The bacterium Clostridioides difficile is one of the most common infections picked up in hospitals, and, even once it’s cleared from the body, patients have a 1 in 6 chance of catching it again within a couple of months. It also often resists antibiotic treatment, leaving it free to infect the colon and cause diarrhea, nausea, fever and, in severe cases, sepsis and death.
Boulder, Colorado-based biotech Crestone is going after C. diff with a new antimicrobial, CRS3123. In a phase 2 study, the company reports that its drug cured 28 of 29 patients within 12 days, similar to the 13 of 14 cured patients who received the antibiotic vancomycin.
But CRS3123 stood out by stopping C. diff’s notorious comebacks: After 40 days, just 4% of patients who received Crestone’s drug had their infections return, compared to 23% in the vancomycin group.
The cure rate at Day 12 was the trial’s primary endpoint. The study compared two twice-daily dosages of CRS3123, 200 mg and 400 mg, to 125 mg of vancomycin given four times a day in patients with an initial or first recurrence of C. diff infection.
It's critical for antibiotics to kill dangerous bacteria while leaving the healthy flora in our bodies alone. In fact, C. diff infections often spring up because the bacteria take advantage of a weakened microbiome following treatment with antibiotics for other diseases.

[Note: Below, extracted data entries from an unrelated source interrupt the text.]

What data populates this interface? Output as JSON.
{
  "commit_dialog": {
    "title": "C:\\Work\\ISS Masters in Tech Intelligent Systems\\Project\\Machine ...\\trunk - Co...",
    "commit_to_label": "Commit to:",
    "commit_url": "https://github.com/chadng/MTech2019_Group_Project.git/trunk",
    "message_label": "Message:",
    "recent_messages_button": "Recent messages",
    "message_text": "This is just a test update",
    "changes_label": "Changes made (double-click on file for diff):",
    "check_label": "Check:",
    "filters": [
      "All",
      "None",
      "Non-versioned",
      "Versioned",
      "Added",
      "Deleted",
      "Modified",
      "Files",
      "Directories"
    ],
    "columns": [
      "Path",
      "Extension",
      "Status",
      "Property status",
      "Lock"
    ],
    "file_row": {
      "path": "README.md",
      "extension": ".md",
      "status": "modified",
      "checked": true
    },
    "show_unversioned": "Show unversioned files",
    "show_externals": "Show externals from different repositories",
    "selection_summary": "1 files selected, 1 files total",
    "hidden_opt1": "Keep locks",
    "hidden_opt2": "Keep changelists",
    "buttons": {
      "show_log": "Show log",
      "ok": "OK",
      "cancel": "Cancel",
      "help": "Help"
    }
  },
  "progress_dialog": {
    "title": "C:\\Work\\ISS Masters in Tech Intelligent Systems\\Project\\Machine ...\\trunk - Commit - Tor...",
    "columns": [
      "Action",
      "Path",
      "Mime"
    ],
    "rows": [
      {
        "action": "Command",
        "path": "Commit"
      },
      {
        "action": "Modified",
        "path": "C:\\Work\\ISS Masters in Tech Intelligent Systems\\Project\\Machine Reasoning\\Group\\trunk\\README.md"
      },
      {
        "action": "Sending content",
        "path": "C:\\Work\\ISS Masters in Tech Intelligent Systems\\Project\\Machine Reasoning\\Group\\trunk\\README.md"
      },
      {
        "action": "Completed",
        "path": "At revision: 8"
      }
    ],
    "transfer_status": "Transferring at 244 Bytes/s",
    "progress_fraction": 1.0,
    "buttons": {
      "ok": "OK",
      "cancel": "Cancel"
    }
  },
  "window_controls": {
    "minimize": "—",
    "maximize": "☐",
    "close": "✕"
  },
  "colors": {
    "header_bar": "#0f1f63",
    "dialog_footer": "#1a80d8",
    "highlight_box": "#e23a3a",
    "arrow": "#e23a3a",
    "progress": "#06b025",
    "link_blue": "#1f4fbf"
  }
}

“Treatment of C. difficile infection remains in urgent need of agents that spare normal gut microbes, so they can reconstitute the microbiome and prevent further recurrences,” Thomas Louie, M.D., a microbiologist at the University of Calgary in Canada and leader of the study, said in the release. “The findings of this study support CRS3123 as such a candidate for further development.”
Following these top-line results, the National Institute of Allergy and Infectious Diseases is exercising an option in an existing contract with Crestone to grant the Coloradan company $4.5 million in new funding, according to the press release. This money will support microbiome analyses, optimization of manufacturing processes and other phase 2 support studies, the release said.